MOTHERS have their day. St Patrick has one, too. So, it turns out, does corporate giving. On February 25th, to mark America’s fourth National Corporate Philanthropy Day, the Empire State Building’s lights were turned blue and green which, in case you didn’t know, are officially the “colours of corporate philanthropy”. Earlier in the day, the famous bell of the New York Stock Exchange was rung in celebration by winners of the 8th annual Excellence in Corporate Philanthropy Awards.
This year’s winners were a bank, PNC Financial Services Group, and a ratings agency, Moody’s Corporation. PNC has given $100m to a pre-school programme for needy children, called “Grow Up Great”. Moody’s has partnered with the Society for Industrial and Applied Mathematics to create the “Moody’s Mega Math Challenge”, an online mathematics contest for high school students, who can win scholarships.
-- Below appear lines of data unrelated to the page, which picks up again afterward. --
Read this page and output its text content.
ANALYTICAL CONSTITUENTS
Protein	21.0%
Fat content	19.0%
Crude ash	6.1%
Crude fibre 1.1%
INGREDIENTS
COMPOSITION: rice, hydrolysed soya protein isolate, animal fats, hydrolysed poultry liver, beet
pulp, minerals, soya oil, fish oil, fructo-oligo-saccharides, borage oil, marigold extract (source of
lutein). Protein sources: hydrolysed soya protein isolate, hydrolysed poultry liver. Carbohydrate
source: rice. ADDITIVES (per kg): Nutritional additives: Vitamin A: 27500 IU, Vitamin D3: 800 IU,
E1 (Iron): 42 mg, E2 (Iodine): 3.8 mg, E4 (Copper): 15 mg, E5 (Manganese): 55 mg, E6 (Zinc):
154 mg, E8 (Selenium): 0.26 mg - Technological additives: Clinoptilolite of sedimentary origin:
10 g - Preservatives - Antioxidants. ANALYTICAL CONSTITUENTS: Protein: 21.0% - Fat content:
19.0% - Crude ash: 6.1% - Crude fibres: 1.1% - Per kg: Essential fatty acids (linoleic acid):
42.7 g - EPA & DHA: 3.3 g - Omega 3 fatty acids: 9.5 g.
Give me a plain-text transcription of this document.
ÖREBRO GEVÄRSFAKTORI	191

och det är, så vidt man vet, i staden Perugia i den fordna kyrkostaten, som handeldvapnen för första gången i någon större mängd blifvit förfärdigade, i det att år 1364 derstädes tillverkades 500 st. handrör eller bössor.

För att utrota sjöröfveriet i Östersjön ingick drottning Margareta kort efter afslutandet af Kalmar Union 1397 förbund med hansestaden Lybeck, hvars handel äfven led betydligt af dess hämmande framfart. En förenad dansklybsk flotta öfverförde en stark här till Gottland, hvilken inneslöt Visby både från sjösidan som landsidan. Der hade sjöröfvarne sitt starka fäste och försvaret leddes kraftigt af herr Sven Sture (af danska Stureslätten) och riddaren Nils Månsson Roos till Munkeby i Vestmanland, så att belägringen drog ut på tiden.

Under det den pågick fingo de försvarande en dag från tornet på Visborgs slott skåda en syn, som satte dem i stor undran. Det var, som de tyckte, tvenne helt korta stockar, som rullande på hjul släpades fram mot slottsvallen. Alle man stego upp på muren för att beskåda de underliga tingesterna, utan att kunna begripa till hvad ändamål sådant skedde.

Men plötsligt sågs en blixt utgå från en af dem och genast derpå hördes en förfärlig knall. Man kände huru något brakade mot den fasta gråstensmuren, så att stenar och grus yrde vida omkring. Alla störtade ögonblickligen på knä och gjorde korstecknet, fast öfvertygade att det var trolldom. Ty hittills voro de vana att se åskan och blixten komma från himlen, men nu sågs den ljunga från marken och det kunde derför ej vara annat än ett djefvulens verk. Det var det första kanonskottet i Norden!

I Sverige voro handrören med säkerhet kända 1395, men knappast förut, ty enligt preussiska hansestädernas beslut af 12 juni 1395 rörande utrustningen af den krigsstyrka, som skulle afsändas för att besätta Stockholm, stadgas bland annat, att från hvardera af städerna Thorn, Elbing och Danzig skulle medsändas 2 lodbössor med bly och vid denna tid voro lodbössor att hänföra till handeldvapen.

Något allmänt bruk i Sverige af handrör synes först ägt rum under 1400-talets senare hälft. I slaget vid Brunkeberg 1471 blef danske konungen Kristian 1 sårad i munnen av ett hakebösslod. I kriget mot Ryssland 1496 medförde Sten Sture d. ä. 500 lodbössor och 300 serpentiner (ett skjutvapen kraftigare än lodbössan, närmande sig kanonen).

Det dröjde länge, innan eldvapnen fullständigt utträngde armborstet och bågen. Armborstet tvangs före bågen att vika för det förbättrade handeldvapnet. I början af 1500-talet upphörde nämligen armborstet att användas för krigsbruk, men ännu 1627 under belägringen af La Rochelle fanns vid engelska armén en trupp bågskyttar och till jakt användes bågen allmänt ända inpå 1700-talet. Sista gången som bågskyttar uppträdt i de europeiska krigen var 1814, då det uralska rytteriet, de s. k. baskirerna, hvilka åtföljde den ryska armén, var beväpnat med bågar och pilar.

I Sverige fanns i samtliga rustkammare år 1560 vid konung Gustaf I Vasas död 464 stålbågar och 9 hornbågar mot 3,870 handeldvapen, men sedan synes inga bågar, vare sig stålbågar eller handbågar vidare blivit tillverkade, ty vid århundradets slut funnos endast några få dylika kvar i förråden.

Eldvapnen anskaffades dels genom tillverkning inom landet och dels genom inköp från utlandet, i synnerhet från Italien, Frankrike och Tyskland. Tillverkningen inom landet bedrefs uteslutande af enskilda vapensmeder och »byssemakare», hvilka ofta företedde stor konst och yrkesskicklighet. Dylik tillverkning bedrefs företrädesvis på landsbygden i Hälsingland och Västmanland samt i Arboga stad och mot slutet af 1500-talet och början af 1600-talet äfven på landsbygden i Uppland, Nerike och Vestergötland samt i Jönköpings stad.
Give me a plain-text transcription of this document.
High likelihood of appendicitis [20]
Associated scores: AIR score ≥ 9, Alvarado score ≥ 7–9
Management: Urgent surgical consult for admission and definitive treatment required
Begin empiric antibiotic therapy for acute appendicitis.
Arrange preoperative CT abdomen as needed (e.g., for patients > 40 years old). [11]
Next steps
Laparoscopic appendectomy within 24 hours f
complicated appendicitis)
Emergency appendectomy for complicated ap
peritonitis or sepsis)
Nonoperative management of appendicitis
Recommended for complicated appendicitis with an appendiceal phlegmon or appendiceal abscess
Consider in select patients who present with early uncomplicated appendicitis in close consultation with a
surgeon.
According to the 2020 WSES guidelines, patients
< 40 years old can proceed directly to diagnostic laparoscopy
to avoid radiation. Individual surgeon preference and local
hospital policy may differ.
There was also an award for a non-profit, which went to Community Voice Mail, which provides free personalised telecommunications to poor and homeless people in partnership with Cisco, a large network-equipment firm.
PNC’s corporate citizenship
The awards were handed out by the Committee Encouraging Corporate Philanthropy (CECP), which, under the executive directorship of Charles Moore, has been the driving force behind National Corporate Philanthropy Day. The CECP also hosted several events to promote best practice in corporate philanthropy, including a discussion with the United Nations on how business can help the UN achieve its Millennium Development Goals for poverty reduction.
Corporate executives have grown increasingly interested in the vast range of charitable and philanthropic activities known as corporate social responsibility and corporate citizenship. They have come to learn that to be effective, doing good must be grounded in a firm’s long-term strategy, otherwise it is too easily marginalised or abandoned when the core business faces financial difficulties or the chief executive changes.
At the same time, firms are trying to determine how to weigh philanthropy against other socially responsible goals, like reducing energy consumption and waste or insisting on high labour standards among their suppliers—options that, unlike giving money away, may improve their profitability, allowing them to do well by doing good.
Too often, corporate philanthropy has been used in ways that are far from a firm’s core strategy—supporting the boss’s (or his wife’s, or a potential client’s) favourite cause, say, a goal that changes often and lacks long-term impact. It is also relatively small beer, compared both to corporate profits and to other sorts of philanthropy. Although increasing—up by 4.8% year-on-year, according to the most recent data from CECP—corporate philanthropy in America is less than 4% of the country’s total giving.
Speaking to his fellow chief executives on February 25th, Sidney Taurel, the chief executive of Eli Lilly, said that good corporate philanthropy has three key components. First, it should be “integrated in a robust strategy of corporate social responsibility. Simply writing cheques really is a waste of shareholder dollars.” Second, it must effectively address real needs, “which means we have to measure the impact of the grants we make. That requires tracking outcomes rather than activities.” Third, corporations must “report to the public on what we’re doing to fulfil our social responsibilities.” This is both to share good ideas with others and to “honour our contract with society.”
This is right, but it is also the exception. According to the CECP’s Mr Moore, a new survey of chief executives found that 90% of them felt they had a responsibility to give to the community, and to be personally involved in leading their community focused activities. But only 20% of them were satisfied that they had achieved or surpassed their goals in this area. Mr Moore hopes this number will rise due to what he describes as a new “competitive market in corporate citizenship.” If so, National Corporate Philanthropy Day will really be worth celebrating.